Manufacturers concerned at inability to build up stocks ahead of end of Brexit transition

Manufacturers concerned at inability to build up stocks ahead of end of Brexit transition

UK food manufacturers and retailers have called on the country's government to launch an inquiry into the "significant disruption" at ports in the run-up to Christmas.

In a letter to senior UK members of Parliament, UK manufacturing body The Food & Drink Federation (FDF) and retailing association The British Retail Consortium (BRC) said suppliers and grocers were struggling to build up stocks for the key festive selling season, as well as for the end of the country's transition period with the EU.

"Food and drink manufacturers are extremely concerned about the delays we are witnessing at the ports," Tim Rycroft, the COO of the FDF, said. "Our members are incurring costs totalling tens of thousands of pounds, and in some cases hundreds of thousands.

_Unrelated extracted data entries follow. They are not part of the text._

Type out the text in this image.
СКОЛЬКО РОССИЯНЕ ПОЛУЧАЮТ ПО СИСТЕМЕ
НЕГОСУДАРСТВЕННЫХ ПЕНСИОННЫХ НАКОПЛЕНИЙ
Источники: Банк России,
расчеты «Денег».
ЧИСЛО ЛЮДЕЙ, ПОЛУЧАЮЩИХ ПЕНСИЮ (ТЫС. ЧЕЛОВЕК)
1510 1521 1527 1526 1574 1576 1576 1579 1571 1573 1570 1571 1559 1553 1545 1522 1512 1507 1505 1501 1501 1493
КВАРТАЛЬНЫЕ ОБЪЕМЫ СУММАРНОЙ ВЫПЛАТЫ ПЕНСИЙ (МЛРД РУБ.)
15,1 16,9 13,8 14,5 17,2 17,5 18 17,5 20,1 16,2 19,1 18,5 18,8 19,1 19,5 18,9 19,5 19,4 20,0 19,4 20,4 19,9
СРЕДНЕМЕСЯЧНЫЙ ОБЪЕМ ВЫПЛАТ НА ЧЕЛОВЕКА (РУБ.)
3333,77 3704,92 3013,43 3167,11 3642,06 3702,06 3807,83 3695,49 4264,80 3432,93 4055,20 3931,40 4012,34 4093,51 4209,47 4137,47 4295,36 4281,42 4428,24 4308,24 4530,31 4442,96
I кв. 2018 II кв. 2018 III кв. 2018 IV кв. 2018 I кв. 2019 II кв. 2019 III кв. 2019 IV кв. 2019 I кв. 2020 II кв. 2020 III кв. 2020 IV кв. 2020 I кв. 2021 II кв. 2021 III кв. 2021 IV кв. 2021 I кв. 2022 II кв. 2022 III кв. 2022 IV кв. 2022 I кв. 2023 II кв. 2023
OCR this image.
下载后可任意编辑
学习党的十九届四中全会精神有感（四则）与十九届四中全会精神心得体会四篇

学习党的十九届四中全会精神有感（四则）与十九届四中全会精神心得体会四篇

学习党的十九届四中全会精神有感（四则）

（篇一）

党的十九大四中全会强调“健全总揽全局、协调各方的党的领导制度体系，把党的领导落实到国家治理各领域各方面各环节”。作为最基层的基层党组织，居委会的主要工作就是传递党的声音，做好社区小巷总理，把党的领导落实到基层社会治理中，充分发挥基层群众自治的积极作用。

In some cases, it is directly impacting on the ability of businesses to build up stockpiles of products and ingredients ahead of the end of the transition period."

The trade bodies said the impact Covid-19 has had on global shipping schedules, combined with a shortage of empty containers, has "created significant disruption at many of the UK's key ports".

The letter sought to set out how food manufacturers were being affected financially. "Food manufacturers now face additional cost to source key inputs elsewhere, whilst also losing sales due to missed retail promotions in the run up to a key seasonal period – one company has lost over GBP1m (US$1.4m) in sales due to the delays," the letter read.

Helen Dickinson, chief executive of the BRC, said: "The lead-up to Christmas is the most important time of year for retailers; ordinarily accounting for up to a fifth of the entire year's sales and generating a large part of annual revenues. After a tremendously challenging 2020, many firms' cashflows are under severe pressure, and so businesses are in no position to absorb these additional shipping costs.

"As a result, consumers will pay the final price. Christmas orders could be delayed, and retailers might be left with no option but to increase product prices. These issues must be addressed urgently; an inquiry would provide the scrutiny needed to help get our ports flowing freely again."